External Email: Use caution with links and attachments
Assuming you're looking at C++, it's unfortunately not implemented: https://issues.apache.org/jira/browse/ARROW-5033<https://urldefense.com/v3/__https:/issues.apache.org/jira/browse/ARROW-5033__;!!KSjYCgUGsB4!Y0i_KZGuJC1g2hrE4UsHfBLQCxO-qC6prFfYzHYwj5HBlLyenbDsAZ6qzMJkuAoHj0OPYMvRYp82n9b18C7T$>

On Wed, Dec 7, 2022, at 11:19, James Duong via user wrote:
Hi,

Is there a way to write JSON files from Arrow Tables? I see other formats such as CSV and Parquet supported for both, but only reading for JSON.

--
James Duong
Lead Software Developer
Bit Quill Technologies Inc.
Direct: +1.604.562.6082 | jamesd@bitquilltech.com<ma...@bitquilltech.com>
https://www.bitquilltech.com<https://urldefense.com/v3/__https:/www.bitquilltech.com/__;!!KSjYCgUGsB4!Y0i_KZGuJC1g2hrE4UsHfBLQCxO-qC6prFfYzHYwj5HBlLyenbDsAZ6qzMJkuAoHj0OPYMvRYp82nyIlpbyH$>


This email message is for the sole use of the intended recipient(s) and may contain confidential and privileged information.  Any unauthorized review, use, disclosure, or distribution is prohibited.  If you are not the intended recipient, please contact the sender by reply email and destroy all copies of the original message.  Thank you.

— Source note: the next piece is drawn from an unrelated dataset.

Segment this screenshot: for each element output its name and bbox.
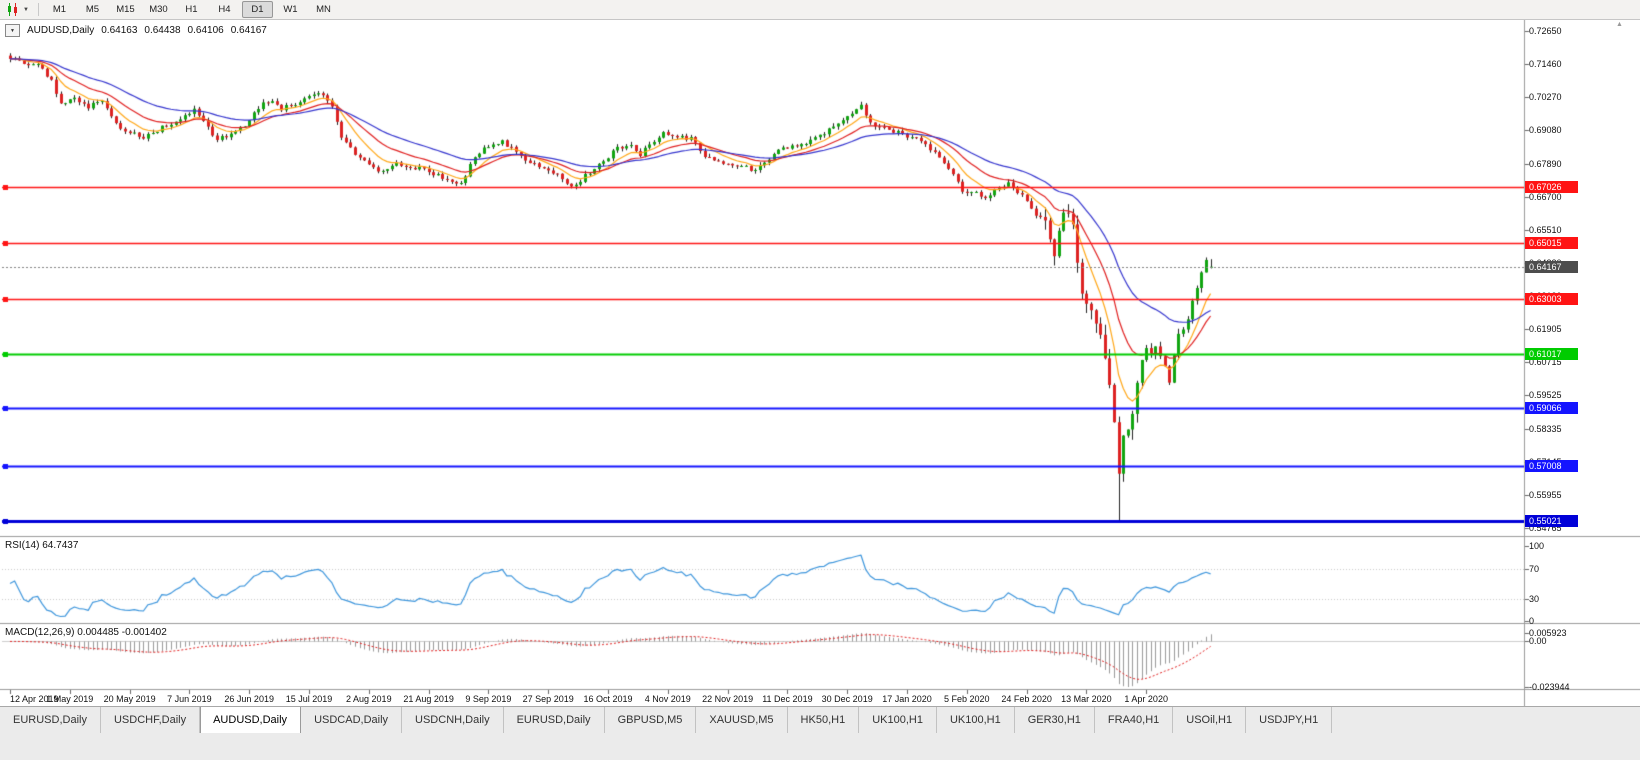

This message may contain information that is confidential or privileged. If you are not the intended recipient, please advise the sender immediately and delete this message. See http://www.blackrock.com/corporate/compliance/email-disclaimers for further information.  Please refer to http://www.blackrock.com/corporate/compliance/privacy-policy for more information about BlackRock’s Privacy Policy.


For a list of BlackRock's office addresses worldwide, see http://www.blackrock.com/corporate/about-us/contacts-locations.

© 2022 BlackRock, Inc. All rights reserved.

Re: Python IPC: JSON output files

Posted by David Li <li...@apache.org>.
Assuming you're looking at C++, it's unfortunately not implemented: https://issues.apache.org/jira/browse/ARROW-5033

On Wed, Dec 7, 2022, at 11:19, James Duong via user wrote:
> Hi,
> 
> Is there a way to write JSON files from Arrow Tables? I see other formats such as CSV and Parquet supported for both, but only reading for JSON.
> 
> -- 
> *James Duong*
> Lead Software Developer
> Bit Quill Technologies Inc.
> Direct: +1.604.562.6082 | jamesd@bitquilltech.com
> https://www.bitquilltech.com
> 
> 
> This email message is for the sole use of the intended recipient(s) and may contain confidential and privileged information.  Any unauthorized review, use, disclosure, or distribution is prohibited.  If you are not the intended recipient, please contact the sender by reply email and destroy all copies of the original message.  Thank you.